Are there other things that people would like to see as part of a system like this, or broader thoughts that people have on this topic? I'd love to hear from instance admins and users what information they would like to hide and show to unauthenticated users looking at the web UI (or attempting to scrape via the API)

Motivation

See above.

[Plastikmensch]

I remember seeing a upstream PR which basically implemented a limit for how many toots are shown to unauthenticated users, but it needed an update and I don't know what happened to it.

Option to limit search access for unauthenticated users (is there already a way to do this? I don't see a setting for it)

That is actually pretty easy to implement.

Option to limit age of posts shown to unauthenticated (including direct links to posts)

I'm not sure including direct links is wise.
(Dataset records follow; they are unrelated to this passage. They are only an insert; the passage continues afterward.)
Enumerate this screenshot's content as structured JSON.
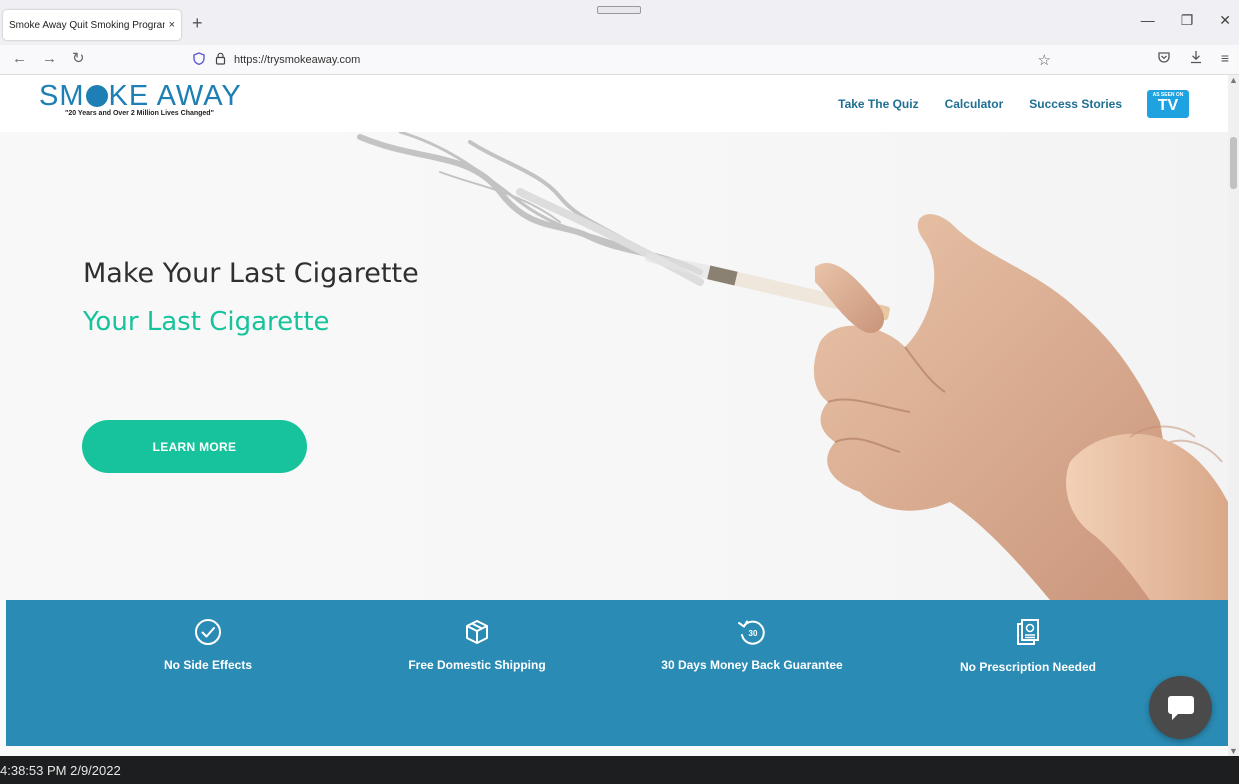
{
  "browser": {
    "tab_title": "Smoke Away Quit Smoking Program",
    "tab_close": "×",
    "new_tab": "+",
    "url": "https://trysmokeaway.com",
    "window_controls": [
      "—",
      "❐",
      "✕"
    ]
  },
  "site": {
    "logo_text_before": "SM",
    "logo_text_after": "KE AWAY",
    "logo_tagline": "\"20 Years and Over 2 Million Lives Changed\"",
    "nav": [
      "Take The Quiz",
      "Calculator",
      "Success Stories"
    ],
    "tv_badge_small": "AS SEEN ON",
    "tv_badge_big": "TV",
    "brand_color": "#1d7fb3",
    "accent_color": "#17c39c"
  },
  "hero": {
    "title": "Make Your Last Cigarette",
    "subtitle": "Your Last Cigarette",
    "cta": "LEARN MORE"
  },
  "features": [
    {
      "icon": "check-circle-icon",
      "label": "No Side Effects"
    },
    {
      "icon": "box-icon",
      "label": "Free Domestic Shipping"
    },
    {
      "icon": "refresh-30-icon",
      "label": "30 Days Money Back Guarantee",
      "badge": "30"
    },
    {
      "icon": "document-icon",
      "label": "No Prescription Needed"
    }
  ],
  "taskbar": {
    "clock": "4:38:53 PM 2/9/2022"
  }
}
Option to hide unlisted posts in the web UI

I'm not sure about this.

I'm for this, but I'm not sure how much it would actually achieve against scraping, especially for smaller instances.

[WesleyAC]

[Search authentication] is actually pretty easy to implement.

Hah, yeah, I just deployed that on interlace.space a bit after writing this. Would require a slight amount of work to make it a env variable (or even better, setting), but it's quite easy overall. Probably worth trying to upstream as well.

For limiting direct links and unlisted posts, I'm curious what seems unwise about that — my hope would be for it to be a alternative to DISALLOW_UNAUTHENTICATED_API_ACCESS, but I can see how it might be confusing to communicate what's happening — a 403 is quite clear, whereas selectively hiding content is less so.

[Plastikmensch]

For limiting direct links and unlisted posts, I'm curious what seems unwise about that

I feel that can be confusing from a user perspective.
Imagine sharing a link to your toot on another platform for example and it leads to a 403 or some other page not containing the toot.
For unlisted toots it would somewhat mimic the behaviour of followers-only toots, but instead of followers-only it is logged-in only.